Turoff and Little packed up their gear and left us then, but reconvened the meeting a day or two later with more questions. They wanted to know if Bill Goldstein had contacted Patti after initially hearing about the incident involving my dad.

Goldstein told him, “Immediately upon getting my call from Lloyd
Vaughn that there was a rumor out that something is going on at Bob’s apartment [in Scottsdale], I felt that it was important to call her [Patti’s] attorney.”

“Now this was between 3:00 p.m. and 5:00 p.m. on the day of the murder?” Turoff asked.

“It was between 3:30 and 4:30,” Vaughn volunteered.

Goldstein elaborated. “I know for a fact he [Patti’s attorney] couldn’t reach her right away. He finally did, but it was substantially later. She was not to be found, though she did finally get back to him after 7:30 that night.”

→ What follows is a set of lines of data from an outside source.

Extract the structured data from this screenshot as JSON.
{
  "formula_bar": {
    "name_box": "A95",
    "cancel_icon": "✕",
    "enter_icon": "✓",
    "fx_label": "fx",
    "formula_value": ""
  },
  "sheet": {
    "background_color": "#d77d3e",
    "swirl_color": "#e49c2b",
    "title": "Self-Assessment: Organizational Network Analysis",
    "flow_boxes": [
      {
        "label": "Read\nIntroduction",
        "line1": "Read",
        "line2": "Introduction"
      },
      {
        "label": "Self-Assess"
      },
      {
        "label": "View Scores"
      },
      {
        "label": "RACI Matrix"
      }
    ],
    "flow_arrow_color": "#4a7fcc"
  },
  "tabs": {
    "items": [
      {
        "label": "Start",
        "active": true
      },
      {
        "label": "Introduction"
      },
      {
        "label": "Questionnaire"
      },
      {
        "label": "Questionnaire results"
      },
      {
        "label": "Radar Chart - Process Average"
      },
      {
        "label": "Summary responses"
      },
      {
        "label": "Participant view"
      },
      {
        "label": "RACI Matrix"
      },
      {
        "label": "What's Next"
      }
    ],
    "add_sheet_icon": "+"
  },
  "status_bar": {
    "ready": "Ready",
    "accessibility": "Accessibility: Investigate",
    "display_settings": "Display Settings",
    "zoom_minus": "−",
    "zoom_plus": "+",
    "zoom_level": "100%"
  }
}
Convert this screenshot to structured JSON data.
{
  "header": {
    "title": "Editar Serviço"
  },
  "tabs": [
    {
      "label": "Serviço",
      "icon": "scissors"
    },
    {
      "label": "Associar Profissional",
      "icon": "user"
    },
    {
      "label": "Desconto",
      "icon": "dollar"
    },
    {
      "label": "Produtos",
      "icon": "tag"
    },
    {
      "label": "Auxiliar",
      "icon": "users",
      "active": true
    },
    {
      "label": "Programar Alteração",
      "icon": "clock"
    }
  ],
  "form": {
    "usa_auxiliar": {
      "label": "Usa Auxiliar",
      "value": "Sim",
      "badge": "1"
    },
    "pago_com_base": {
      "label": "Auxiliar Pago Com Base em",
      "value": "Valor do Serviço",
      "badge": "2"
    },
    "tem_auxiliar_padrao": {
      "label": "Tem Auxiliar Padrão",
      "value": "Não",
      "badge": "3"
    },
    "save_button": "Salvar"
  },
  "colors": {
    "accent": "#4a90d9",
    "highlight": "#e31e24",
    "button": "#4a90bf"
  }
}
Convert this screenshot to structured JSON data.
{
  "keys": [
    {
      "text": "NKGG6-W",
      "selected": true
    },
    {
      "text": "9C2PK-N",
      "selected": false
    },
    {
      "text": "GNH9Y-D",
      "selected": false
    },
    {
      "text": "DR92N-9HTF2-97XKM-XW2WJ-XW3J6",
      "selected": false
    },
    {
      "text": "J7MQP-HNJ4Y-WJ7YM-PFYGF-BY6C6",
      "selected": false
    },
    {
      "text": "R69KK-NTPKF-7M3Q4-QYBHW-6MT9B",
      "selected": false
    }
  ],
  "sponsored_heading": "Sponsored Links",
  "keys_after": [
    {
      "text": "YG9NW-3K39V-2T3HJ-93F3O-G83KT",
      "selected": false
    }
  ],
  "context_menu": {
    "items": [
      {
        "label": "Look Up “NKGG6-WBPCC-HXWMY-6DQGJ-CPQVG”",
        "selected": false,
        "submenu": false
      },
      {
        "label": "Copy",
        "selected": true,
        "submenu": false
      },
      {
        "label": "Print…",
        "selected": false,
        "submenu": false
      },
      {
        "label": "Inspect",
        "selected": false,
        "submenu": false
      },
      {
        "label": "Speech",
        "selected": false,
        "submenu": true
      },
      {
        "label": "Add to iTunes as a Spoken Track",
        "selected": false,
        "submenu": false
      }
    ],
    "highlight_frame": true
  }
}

I chimed in, “Don’t forget that Patti had dropped into town [Scottsdale] a couple of weeks before the death, so obviously her fingerprints are going to be there. She knows where the apartment is. In past history, my dad had told me she had hit him with coffee cups, drinking glasses. She threw a videotape box at him once, hitting him in the lip, and opening a big cut.”

Ron Little asked me, “When was the last time you spoke to your father previous to his death?”

“I spoke with him on my birthday, Tuesday, June 27th.”

“Did he indicate who was with him?”

“Yes, John Carpenter.”

“Did he say when John had come into Phoenix?”

“He had in a previous phone conversation the week before. He said Carpenter would be coming into town, I believe, on that Saturday, which was the 24th.”

“What percentage of time would Carpenter actually live in the same apartment that your father did?”

“I assumed it was a hundred percent of the time,” I said. “Every time my dad called me, and Carpenter was in town with him it always seemed to me that Carpenter was in the background.”

“Were you ever specifically told that by either your father or by Carpenter?”

“I was told that by my father.”

Bill Goldstein added, “I asked that same question of Patti, and she said to the best of her knowledge Carpenter always did stay with Bob.”

“Know any reason why Carpenter had rented the hotel room at the Sunburst?” Turoff asked.

“I didn’t even know that he had rented a motel room,” I responded. “I just assumed he was staying with my dad.”

Turoff continued, “Your father never indicated to you that they had an argument of any type, so that he told him to get out or you can’t stay with me or anything like that?”

“There was an indication before Phoenix,” I told him. “In a conversation I had with my dad regarding Carpenter coming into town, he said that Carpenter was getting to be a pain in the ass. He said he just didn’t need Carpenter hanging around him anymore.”

Then Turoff subtly put the spotlight on me, asking, “Now Bobby, I saw you the Sunday after your father was killed, right?”

“It was Friday,” Goldstein corrected.

“It would have been the 30th,” Ron Little added.

“You had just come in from L.A., I gather,” Turoff continued.

“We had come in Thursday night,” I said.

“Were you in L.A. Thursday morning?” Turoff asked.

“Yes.”

“And Wednesday evening?”

“Yes.”

“Where were you?”

“I was at the apartment on Midvale.” Had I become a suspect? I wondered. “I was home all that week up until Thursday night transcribing an interview with Chevy Chase because I had an assignment with a magazine.”

Turoff continued, “We know your dad was alive somewhere in the early morning about 2:00 a.m. He was killed somewhere between 2:00 a.m. and 2:30 p.m. on the 29th. Where were you at that time?”